While modern convolutional neural networks achieve outstanding accuracy on many image classification tasks, they are, compared to humans, much more sensitive to image degradation. Here, we describe a variant of Batch Normalization, LocalNorm, that regularizes the normalization layer in the spirit of Dropout while dynamically adapting to the local image intensity and contrast at test-time. We show that the resulting deep neural networks are much more resistant to noise-induced image degradation, improving accuracy by up to three times, while achieving the same or slightly better accuracy on non-degraded classical benchmarks. In computational terms, LocalNorm adds negligible training cost and little or no cost at inference time, and can be applied to many already-trained networks in a straightforward manner.
Deep neural networks tend to fail dramatically when noisy versions of images are presented.
Intuitively, one possible reason for this behavior is the normalization layer that is applied in almost all modern neural networks to make training feasible for (very) deep networks.
The best-known normalization method, Batch Normalization, computes the outputs of neurons in a single feature layer for a whole batch of images to obtain summary statistics (usually: mean and standard deviation). These statistics are then scaled by two trainable parameters, beta and gamma. This keeps the neural activities in useful ranges, which proved to be essential for the deep networks since developed. An example of such a network is shown below.
The fly in the proverbial ointment is that in the standard implementation of Batch Normalization, these summary statistics are computed over the training set and then fixed when evaluating performance on the test-set. Now what happens when images are distorted by noise? This is in fact well known: the summary statistics change. In the image below, a specific kind of noise is added (Additive Gaussian Noise), and below the images the histograms for the different colors (RGB) are plotted. The shift is easy to see.
So why does Batch Normalization fix the summary statistics for testing? Two reasons: first, for small images, like the 32x32pixel sized Cifar10 images, summary statistics for a feature are only useful when computed over a set of images (a batch). Large images however, like the cars in the Stanford Cars dataset, the summary statistics from a single image are a lot more robust - note that if we take a set of test-images (a Batch) to compute summary statistics on at test-time, we get much better results on the small images. Secondly, both cases, the accuracy on the noise-less data suffers.
We solve this using a method we call LocalNorm. For local norm, we split, when training, the batch into groups, and maintain separate normalization parameters (beta,gamma) for each group. This effectively creates as many networks as there are groups, sharing all weights but not normalization scaling parameters.
This effectively regularizes the Batch Normalization layer and makes the network robust to changes in summary statistics, also for different kinds of noise. Examples of images degraded with different types of noise are shown below, the graphs compares the accuracy for BatchNorm vs our LocalNorm for increasing amounts of noise.

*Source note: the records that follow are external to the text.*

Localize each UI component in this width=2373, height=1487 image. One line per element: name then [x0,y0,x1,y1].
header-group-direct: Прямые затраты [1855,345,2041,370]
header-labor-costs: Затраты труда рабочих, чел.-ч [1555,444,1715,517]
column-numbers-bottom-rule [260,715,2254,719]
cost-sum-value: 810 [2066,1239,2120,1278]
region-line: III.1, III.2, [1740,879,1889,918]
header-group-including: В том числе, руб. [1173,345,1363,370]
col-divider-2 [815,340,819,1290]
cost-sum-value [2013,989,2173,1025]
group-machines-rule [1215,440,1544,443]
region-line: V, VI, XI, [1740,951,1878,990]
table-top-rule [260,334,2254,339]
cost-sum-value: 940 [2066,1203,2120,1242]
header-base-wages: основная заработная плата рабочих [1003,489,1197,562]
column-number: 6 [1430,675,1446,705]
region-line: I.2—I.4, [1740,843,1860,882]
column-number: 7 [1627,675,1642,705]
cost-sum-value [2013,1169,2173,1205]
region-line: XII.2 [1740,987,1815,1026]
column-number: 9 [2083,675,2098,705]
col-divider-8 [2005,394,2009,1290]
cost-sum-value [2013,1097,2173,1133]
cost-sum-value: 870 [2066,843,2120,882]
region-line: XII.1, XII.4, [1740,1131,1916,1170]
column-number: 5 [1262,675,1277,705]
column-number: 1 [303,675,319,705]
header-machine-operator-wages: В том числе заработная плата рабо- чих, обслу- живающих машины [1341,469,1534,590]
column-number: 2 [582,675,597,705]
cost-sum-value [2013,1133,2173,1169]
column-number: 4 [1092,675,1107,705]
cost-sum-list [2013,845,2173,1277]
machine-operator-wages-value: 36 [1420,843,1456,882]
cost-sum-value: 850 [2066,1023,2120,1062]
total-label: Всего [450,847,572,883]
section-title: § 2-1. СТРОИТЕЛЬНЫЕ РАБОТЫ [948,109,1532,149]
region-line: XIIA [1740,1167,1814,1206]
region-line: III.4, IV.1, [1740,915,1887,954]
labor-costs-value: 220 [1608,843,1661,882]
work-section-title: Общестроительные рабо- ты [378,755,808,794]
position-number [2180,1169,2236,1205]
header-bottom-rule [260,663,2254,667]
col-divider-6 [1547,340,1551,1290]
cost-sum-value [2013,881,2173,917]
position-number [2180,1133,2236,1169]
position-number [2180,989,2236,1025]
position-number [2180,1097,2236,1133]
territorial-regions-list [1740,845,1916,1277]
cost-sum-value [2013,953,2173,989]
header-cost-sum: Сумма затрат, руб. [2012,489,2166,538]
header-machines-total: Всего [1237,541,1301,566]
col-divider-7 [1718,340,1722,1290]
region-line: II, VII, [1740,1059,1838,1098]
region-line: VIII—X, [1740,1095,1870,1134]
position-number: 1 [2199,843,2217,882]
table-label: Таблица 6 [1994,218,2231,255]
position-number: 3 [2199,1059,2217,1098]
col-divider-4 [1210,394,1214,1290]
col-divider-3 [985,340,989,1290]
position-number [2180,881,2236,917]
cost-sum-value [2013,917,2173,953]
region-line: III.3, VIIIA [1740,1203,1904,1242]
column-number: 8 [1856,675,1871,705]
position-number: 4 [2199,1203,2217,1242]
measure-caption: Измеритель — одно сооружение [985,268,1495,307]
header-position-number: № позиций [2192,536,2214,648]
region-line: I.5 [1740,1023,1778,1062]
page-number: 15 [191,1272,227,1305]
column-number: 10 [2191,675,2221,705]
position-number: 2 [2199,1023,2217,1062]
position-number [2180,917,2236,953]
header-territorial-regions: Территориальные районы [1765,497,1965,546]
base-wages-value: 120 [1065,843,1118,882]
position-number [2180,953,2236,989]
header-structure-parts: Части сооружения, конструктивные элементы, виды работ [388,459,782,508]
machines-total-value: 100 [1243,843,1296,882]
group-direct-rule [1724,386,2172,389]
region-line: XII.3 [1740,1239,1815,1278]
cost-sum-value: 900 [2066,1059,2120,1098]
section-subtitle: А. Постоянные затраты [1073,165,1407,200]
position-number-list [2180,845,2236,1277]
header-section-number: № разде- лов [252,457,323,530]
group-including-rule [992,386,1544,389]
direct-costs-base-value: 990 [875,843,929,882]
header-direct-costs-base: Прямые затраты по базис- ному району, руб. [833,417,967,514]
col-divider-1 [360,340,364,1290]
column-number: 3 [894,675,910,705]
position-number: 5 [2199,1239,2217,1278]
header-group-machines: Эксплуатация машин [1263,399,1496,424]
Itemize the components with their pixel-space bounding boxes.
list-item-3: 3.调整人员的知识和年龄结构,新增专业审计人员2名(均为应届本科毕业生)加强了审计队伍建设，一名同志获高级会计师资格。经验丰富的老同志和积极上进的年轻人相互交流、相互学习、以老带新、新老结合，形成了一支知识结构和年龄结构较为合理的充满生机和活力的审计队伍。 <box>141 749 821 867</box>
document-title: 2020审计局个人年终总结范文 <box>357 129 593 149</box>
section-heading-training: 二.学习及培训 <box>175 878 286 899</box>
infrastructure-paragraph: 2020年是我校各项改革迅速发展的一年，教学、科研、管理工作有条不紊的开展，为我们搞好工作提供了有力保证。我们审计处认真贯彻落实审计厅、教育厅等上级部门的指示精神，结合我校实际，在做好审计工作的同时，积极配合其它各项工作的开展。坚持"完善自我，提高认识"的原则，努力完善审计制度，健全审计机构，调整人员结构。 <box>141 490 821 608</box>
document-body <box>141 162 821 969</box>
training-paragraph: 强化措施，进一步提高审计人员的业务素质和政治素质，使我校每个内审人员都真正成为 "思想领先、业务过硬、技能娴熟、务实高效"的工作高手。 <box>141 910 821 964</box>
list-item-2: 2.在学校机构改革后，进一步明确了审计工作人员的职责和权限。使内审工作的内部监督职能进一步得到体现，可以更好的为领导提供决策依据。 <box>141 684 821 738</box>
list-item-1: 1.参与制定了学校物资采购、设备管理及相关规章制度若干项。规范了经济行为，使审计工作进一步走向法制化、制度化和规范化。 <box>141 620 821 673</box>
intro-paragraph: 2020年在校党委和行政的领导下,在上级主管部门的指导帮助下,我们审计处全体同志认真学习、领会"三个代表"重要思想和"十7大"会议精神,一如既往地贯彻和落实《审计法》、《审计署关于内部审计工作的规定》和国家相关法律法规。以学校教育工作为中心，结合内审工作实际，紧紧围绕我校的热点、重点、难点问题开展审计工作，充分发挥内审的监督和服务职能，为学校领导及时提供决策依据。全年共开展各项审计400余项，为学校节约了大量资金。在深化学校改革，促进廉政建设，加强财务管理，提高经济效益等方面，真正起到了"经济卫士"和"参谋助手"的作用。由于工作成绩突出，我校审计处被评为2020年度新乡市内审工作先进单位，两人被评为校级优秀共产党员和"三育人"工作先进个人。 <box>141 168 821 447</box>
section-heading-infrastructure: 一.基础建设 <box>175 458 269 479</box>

For large enough images, LocalNorm gives us the best of both worlds: robust and accurate networks that can be evaluated using single images at test time. For poorly lit or camouflage cars sampled from the web, even the brand and year is correctly recognized with LocalNorm:
Thus, with LocalNorm, we obtain deep neural networks that are much more resistant to noise-induced image degradation, improving accuracy by up to three times, while achieving the same or slightly better accuracy on non-degraded classical benchmarks. In computational terms, LocalNorm adds negligible training cost and little or no cost at test-time, and can be applied to many already-trained networks in a straightforward manner.